The scene setting of "The Cave" is unique, and it is actually a "dramatic eye": it is not only the place of St. Anthony, the godfather of the desert, but also the womb of Freud's mother. The mother's use of St. Anthony as the patron saint confirms the validity of the "overlapping" interpretation. With the technique of meta-narrative, the narrator imagines a flawless crystal world - due to the awakening of desire, the individual leaves the desert home, and with the purification of desire, the individual returns to the mother's womb. Desire goes from being in itself to being in itself, and back to itself. The burrow is both its alpha point and its omega point. Therefore, Anthony's abstinence was to purify the mother body, and Freud's intention was to ascend to the desert. The pleasure principle and the death drive finally reach a stable equilibrium, which is Hegel's reconciliation. Almodóvar's burrow is a Hegelian theistic universe.

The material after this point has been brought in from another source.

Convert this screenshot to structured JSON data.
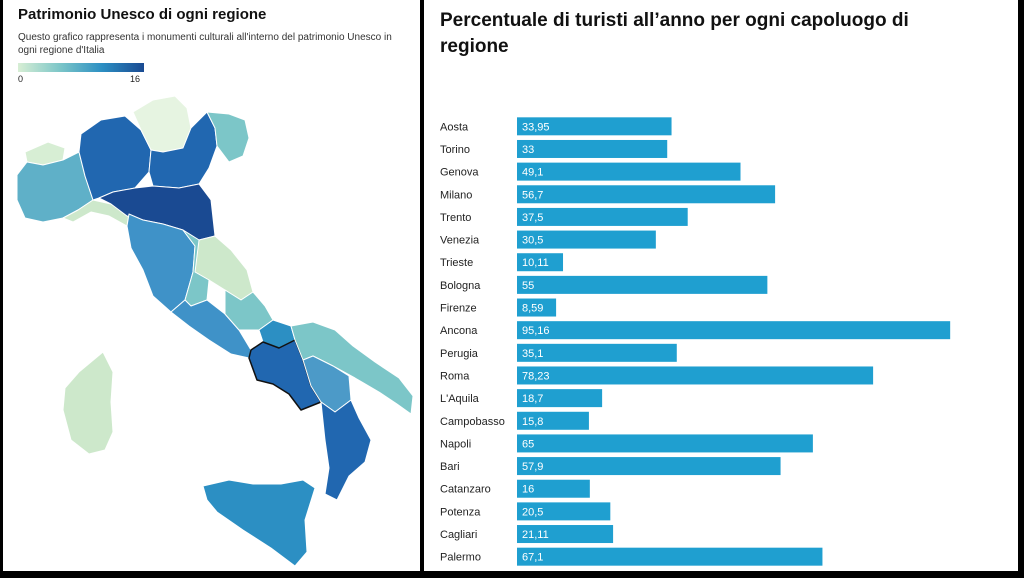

However, this crystalline desire logic is, after all, a fictional ideal type. Almodovar's underground caves deliberately lack the fearful and trembling "I" and unknown creatures written by Kafka, and the hysterical epilepsy patients written by Dostoevsky, because they are bound to interrupt the self-consistent logic, Expose the wounds of desire, and bury the self-monologue with the noise of many voices. The struggling St. Anthony, the turbulent maternal womb, the irreversible imprint of pain, these are all things worth cherishing. The danger of Almodovar's theism lies in the use of teleological futuristic illusion to sublate the meaning of pain itself, and the use of "glory" to reduce "pain" to a tool, and to fall into kitsch nihilism. More than 30 years of separation with co-stars, more than 30 years of relationship with lover, long-term guilt towards mother, lost paintings, original desires... All these should not be forced by theism , hurried toward reconciliation and returned to the cave.
Thinking of "The Last Temptation of Christ", there is no temptation, no struggle, no regrets, even the Jesus Christ in the mouth of Christians will be just a "phantom". If so, Hegel would point to him as he did Napoleon: look, that man, a crucified pseudo-absolute spirit. That's it.